The media in both countries spends considerable time and space discussing and analysing any engagement between them. Witnessing the extensive coverage, one would imagine that the Indian and Pakistani correspondents based in each other's countries would be intensely busy. But, the reality is bizarre; despite their shared obsession for each other, it has now been more than a year since an Indian reporter was based in Pakistan, and several years since a Pakistani reporter was based in India.
The absurdity stems from the 1990s, when the number of correspondents stationed in each country was whittled down by a ridiculous war of parity between the two governments. Since then, it has become an unwritten convention to give only two journalists work visas at any given point of time. Apart from the 'two-for-two' rule, there are numerous visa and mobility restrictions imposed on journalists. They are generally confined within the capital and are required to obtain special permissions to travel to other parts of the country.

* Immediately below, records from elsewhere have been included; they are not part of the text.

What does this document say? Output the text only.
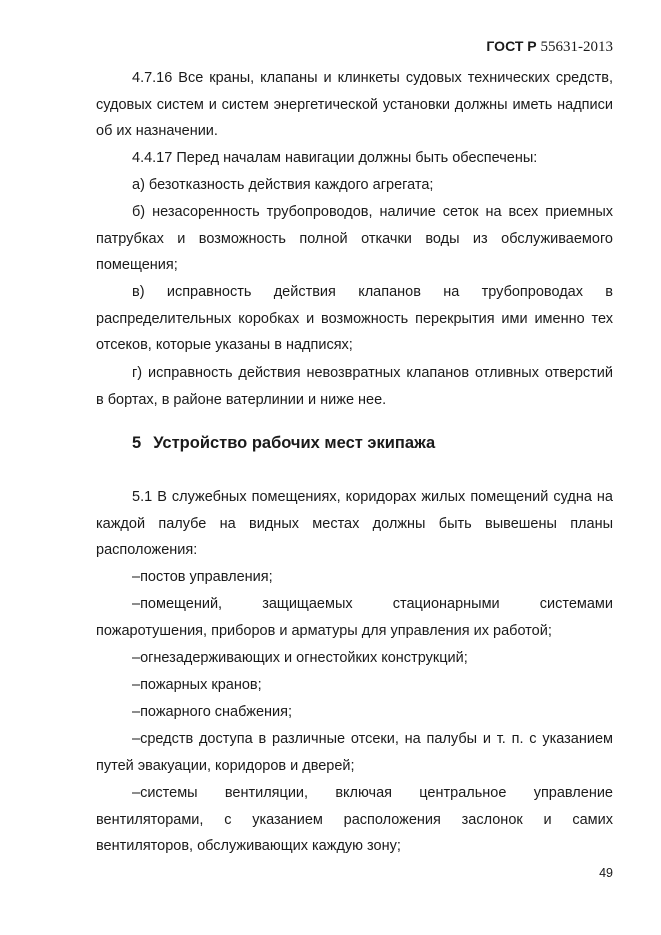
ГОСТ Р 55631-2013

4.7.16 Все краны, клапаны и клинкеты судовых технических средств, судовых систем и систем энергетической установки должны иметь надписи об их назначении.

4.4.17 Перед началам навигации должны быть обеспечены:

а) безотказность действия каждого агрегата;

б) незасоренность трубопроводов, наличие сеток на всех приемных патрубках и возможность полной откачки воды из обслуживаемого помещения;

в) исправность действия клапанов на трубопроводах в распределительных коробках и возможность перекрытия ими именно тех отсеков, которые указаны в надписях;

г) исправность действия невозвратных клапанов отливных отверстий в бортах, в районе ватерлинии и ниже нее.

5 Устройство рабочих мест экипажа

5.1 В служебных помещениях, коридорах жилых помещений судна на каждой палубе на видных местах должны быть вывешены планы расположения:

–постов управления;

–помещений, защищаемых стационарными системами пожаротушения, приборов и арматуры для управления их работой;

–огнезадерживающих и огнестойких конструкций;

–пожарных кранов;

–пожарного снабжения;

–средств доступа в различные отсеки, на палубы и т. п. с указанием путей эвакуации, коридоров и дверей;

–системы вентиляции, включая центральное управление вентиляторами, с указанием расположения заслонок и самих вентиляторов, обслуживающих каждую зону;

49
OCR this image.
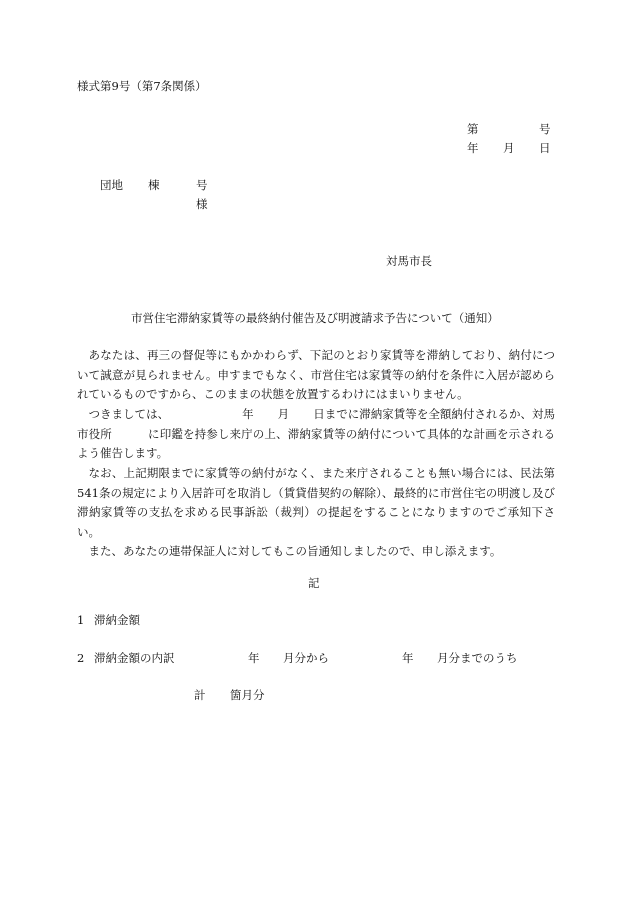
様式第9号（第7条関係）
第	号
年 月 日
団地 棟	号
様
対馬市長
市営住宅滞納家賃等の最終納付催告及び明渡請求予告について（通知）
あなたは、再三の督促等にもかかわらず、下記のとおり家賃等を滞納しており、納付について誠意が見られません。申すまでもなく、市営住宅は家賃等の納付を条件に入居が認められているものですから、このままの状態を放置するわけにはまいりません。
つきましては、	年 月 日までに滞納家賃等を全額納付されるか、対馬市役所	に印鑑を持参し来庁の上、滞納家賃等の納付について具体的な計画を示されるよう催告します。
なお、上記期限までに家賃等の納付がなく、また来庁されることも無い場合には、民法第541条の規定により入居許可を取消し（賃貸借契約の解除）、最終的に市営住宅の明渡し及び滞納家賃等の支払を求める民事訴訟（裁判）の提起をすることになりますのでご承知下さい。
また、あなたの連帯保証人に対してもこの旨通知しましたので、申し添えます。
記
1 滞納金額
2 滞納金額の内訳	年 月分から	年 月分までのうち
計 箇月分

In recent years, the slots for Indian journalist have been filled by correspondents from the Hindu and the Press Trust of India (PTI), while Pakistani journalists were usually from Pakistan's state-owned media. In May 2014, Meena Menon, the Hindu's Islamabad correspondent and PTI's Snehesh Alex Philip, who had been working in Pakistan since August 2013, were denied visa extensions and asked to leave the country. Since then no Indian correspondent has been working in Pakistan. The absence of a Pakistani correspondent in India goes back much longer. Details of this were hard to come by. (We contacted the Pakistan High Commission in Delhi, as well as several senior journalists with an interest in India-Pakistan issues without luck). The information available in the public domain suggests that the last Pakistani journalist based in India left in 2011.